Jetzt, 2021, sieht Mirow ihre Partei an der Reihe. "Wir fehlen im Stuttgarter Landtag. Es wird Zeit für eine soziale und ökologische Kraft, die hier endlich Druck macht." Bestätigt fühlt sie sich dabei durch junge Bewegungen wie Fridays for Future, denen die Klimapolitik der grün geführten Landesregierung nicht weit genug geht. Auch das ist ein Grund, warum die Linke in Baden-Württemberg zuletzt viele junge Mitglieder gewonnen hat.
Generationenwechsel in der Partei
Sahra Mirow steht stellvertretend für die Verjüngung in der Partei. 1984 in Lübeck geboren, zog sie für ihr Studium der Sinologie und Archäologie nach Heidelberg. Dem guten Ruf der Uni folgend und aus Neugier auf den Südwesten, wie sie sagt. In Heidelberg sitzt sie seit 2014 für die Linke im Gemeinderat. Bekannt wurde sie dort unter anderem für ihre scharfe Kritik am geplanten neuen Standort der Erstaufnahmeeinrichtung für Flüchtlinge in Heidelberg. 2018 wählte die Partei Mirow zur Landessprecherin der Linken, gemeinsam mit Dirk Spöri. 2020 folgte in Leinfelden-Echterdingen die Nominierung als Spitzenkandidatin.

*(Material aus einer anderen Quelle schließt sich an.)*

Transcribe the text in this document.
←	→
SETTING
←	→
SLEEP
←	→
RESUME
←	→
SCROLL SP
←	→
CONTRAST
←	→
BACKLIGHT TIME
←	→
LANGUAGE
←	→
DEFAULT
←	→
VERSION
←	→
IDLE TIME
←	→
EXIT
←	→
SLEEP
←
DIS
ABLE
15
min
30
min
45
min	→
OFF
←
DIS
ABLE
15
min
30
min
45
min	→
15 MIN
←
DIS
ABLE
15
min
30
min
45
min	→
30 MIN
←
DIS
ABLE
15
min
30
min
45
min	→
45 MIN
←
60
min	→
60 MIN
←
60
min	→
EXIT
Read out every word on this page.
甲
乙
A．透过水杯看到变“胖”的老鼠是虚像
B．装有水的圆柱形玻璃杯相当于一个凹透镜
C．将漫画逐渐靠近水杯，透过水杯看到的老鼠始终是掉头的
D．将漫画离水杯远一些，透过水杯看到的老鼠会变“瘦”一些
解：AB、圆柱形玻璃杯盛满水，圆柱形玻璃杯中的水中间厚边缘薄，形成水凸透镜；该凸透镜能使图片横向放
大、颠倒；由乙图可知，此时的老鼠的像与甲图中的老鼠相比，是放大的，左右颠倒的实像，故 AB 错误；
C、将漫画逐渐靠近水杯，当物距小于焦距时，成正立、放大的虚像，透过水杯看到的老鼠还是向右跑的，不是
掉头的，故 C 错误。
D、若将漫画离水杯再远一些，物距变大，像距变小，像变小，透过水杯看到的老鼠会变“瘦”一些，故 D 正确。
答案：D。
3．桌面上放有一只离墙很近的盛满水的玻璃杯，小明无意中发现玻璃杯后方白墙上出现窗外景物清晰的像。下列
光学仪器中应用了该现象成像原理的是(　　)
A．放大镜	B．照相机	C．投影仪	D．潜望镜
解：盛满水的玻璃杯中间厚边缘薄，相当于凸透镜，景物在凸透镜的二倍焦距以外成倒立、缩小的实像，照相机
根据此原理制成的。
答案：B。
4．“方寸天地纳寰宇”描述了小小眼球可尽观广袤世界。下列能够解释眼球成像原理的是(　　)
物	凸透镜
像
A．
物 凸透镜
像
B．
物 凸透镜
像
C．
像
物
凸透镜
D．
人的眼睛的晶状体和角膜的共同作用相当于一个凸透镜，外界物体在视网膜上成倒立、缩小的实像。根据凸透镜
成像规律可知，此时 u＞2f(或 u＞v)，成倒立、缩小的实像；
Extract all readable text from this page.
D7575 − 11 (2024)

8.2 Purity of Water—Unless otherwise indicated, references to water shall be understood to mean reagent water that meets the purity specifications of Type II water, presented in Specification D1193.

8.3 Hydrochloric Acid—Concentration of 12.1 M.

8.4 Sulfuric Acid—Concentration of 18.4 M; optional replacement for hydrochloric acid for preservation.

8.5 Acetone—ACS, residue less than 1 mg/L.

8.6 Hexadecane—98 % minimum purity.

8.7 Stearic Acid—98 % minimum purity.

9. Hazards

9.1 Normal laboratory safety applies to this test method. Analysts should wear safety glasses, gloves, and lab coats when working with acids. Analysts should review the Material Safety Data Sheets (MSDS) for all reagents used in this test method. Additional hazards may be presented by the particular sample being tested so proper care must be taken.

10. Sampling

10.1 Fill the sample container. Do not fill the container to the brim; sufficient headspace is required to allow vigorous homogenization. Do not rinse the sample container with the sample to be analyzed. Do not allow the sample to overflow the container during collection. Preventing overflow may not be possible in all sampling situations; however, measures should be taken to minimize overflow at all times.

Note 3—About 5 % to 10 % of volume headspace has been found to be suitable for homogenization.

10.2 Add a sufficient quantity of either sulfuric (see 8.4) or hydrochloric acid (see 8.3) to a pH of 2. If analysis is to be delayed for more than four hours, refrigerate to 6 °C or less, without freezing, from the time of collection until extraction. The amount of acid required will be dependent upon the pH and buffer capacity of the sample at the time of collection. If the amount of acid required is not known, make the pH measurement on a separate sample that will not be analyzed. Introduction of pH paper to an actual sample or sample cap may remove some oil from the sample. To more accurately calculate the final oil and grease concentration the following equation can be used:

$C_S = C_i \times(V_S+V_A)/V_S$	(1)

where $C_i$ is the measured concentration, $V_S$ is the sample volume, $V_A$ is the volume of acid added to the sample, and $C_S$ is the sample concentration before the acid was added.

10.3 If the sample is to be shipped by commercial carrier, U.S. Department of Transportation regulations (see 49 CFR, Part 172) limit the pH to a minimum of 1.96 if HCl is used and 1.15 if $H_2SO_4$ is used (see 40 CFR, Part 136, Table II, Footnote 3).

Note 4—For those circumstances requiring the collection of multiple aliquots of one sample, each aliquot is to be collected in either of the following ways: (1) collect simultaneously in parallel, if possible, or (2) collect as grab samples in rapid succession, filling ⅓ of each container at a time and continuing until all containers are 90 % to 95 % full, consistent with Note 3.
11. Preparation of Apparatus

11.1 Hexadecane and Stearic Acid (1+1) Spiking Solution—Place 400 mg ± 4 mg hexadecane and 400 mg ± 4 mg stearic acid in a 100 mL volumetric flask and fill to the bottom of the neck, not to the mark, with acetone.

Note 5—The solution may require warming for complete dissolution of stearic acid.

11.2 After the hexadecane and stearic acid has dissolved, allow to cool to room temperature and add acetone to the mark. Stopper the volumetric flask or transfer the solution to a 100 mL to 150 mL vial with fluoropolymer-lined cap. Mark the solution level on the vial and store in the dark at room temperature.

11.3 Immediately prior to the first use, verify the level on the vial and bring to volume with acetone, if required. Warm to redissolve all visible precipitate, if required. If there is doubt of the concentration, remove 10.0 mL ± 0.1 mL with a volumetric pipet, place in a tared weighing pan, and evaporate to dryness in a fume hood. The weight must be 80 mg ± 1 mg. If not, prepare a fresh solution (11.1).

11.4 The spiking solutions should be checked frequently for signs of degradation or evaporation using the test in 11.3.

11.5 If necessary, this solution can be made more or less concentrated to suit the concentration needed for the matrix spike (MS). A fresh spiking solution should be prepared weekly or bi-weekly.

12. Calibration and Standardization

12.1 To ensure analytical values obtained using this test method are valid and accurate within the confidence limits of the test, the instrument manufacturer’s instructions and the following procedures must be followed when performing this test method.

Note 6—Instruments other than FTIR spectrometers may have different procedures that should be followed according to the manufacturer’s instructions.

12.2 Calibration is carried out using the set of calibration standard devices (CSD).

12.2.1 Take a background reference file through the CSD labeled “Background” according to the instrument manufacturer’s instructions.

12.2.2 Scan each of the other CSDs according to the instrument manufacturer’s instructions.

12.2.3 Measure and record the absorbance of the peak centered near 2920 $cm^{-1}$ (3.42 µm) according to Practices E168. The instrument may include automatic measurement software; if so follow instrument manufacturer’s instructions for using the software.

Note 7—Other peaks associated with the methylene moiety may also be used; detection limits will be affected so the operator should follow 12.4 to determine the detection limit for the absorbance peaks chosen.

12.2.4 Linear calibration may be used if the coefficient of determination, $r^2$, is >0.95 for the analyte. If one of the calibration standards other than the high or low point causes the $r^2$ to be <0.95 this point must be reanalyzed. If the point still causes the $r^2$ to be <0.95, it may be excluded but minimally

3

Mirow gilt als energiegeladen und sehr intelligent. Sie denkt und spricht schnell und überfordert damit manchmal auch ihre Zuhörer. Auch Politiker anderer Parteien attestieren ihr politisches Talent. In der Linke in Baden-Württemberg hat man das früh erkannt und Mirow bewusst gefördert.
"Als Kind habe ich erfahren, was es bedeutet, privilegiert zu sein und was nicht."
Ihr Gerechtigkeitssinn habe sie zur Politik gebracht, sagt Mirow. Sie stamme aus einfachen Verhältnissen. Ihre Eltern hätten viel gearbeitet und wenig verdient. Schon als Kind habe sie gesehen, was es bedeute, privilegiert zu sein und was nicht.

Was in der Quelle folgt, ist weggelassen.